Des pierres vivantes
Fêter un bicentenaire n’a pas d’intérêt si l’on ne peut se projeter au moins sur les décennies à venir. De même que la construction du temple et de ses dépendances puis de ses annexes dans la ville correspondaient à une évolution démographique et sociale de la communauté, il faut adapter nos bâtiments à nos besoins et à ceux de la cité. Ainsi le projet paroissial se donne-t-il pour horizon 2035 pour envisager peut-être une nouvelle rénovation du temple – en restant évidemment fidèles à l’esprit du lieu – mais aussi la création de logements dans des surfaces actuellement vides. Situés au-dessus de l’actuelle cuisine, ces espaces étaient déjà anciennement des logements. Leur réinvestissement éventuel répondrait à cette intention d’être une communauté vivante, pleinement insérée dans son environnement citoyen en répondant à un besoin de densification de l’espace urbain tout en donnant les moyens à la paroisse d’envisager sereinement son avenir.

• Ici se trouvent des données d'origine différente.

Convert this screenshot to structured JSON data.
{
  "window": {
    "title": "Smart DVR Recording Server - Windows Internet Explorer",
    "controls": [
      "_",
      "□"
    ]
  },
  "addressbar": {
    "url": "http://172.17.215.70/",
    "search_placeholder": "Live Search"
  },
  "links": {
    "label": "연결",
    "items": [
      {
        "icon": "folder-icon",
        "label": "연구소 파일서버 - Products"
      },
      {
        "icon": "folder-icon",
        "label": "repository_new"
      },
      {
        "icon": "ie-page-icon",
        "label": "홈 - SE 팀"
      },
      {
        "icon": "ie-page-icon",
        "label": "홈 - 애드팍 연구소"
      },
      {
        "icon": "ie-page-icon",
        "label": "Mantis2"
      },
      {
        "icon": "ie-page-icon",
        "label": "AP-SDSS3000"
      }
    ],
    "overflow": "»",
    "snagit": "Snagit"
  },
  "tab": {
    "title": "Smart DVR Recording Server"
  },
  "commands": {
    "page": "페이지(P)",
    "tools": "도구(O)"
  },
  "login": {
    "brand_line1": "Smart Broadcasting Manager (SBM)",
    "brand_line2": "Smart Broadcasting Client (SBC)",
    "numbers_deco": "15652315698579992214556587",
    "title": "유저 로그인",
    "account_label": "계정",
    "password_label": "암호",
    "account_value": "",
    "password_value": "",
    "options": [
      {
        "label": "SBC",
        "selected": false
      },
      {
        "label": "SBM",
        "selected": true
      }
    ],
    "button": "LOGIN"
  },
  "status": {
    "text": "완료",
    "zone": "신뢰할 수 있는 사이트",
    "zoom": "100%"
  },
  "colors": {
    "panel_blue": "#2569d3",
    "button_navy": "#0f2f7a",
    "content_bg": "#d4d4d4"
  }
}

Dans la « Pétition des habitans (sic) de Guebwiller » du 23 juillet 1819, par laquelle ils sollicitent la prise en charge de la rémunération de leur pasteur, les demandeurs évoquent le « Temple qu’ils ont établi, il y a environ dix ans, dûment autorisés. » Le temple à proprement parler n’existait pourtant pas encore. Il est donc évident que pour ces fondateurs, le temple désigne la communauté des fidèles « professant la Religion réformée » qui se réunissent en quelque lieu que ce soit pour prier et recevoir les « secours de la Religion », en ce sens la fondation du Temple, avec un T majuscule, remonte à 1805. De même pour nous aujourd’hui, le temple n’a de sens qu’à la mesure où il est un lieu fonctionnel et accueillant, chaleureux et offrant un cadre propice à la vie spirituelle du seul Temple qui compte, à savoir la communauté dont l’objectif est « d’être une communauté ouverte et fraternelle, assurant l’ensemble des missions de l’Église. Elle met l’accent sur l’appropriation d’une culture théologique protestante et promeut une vie spirituelle active au sein de la paroisse et de la cité(2) ».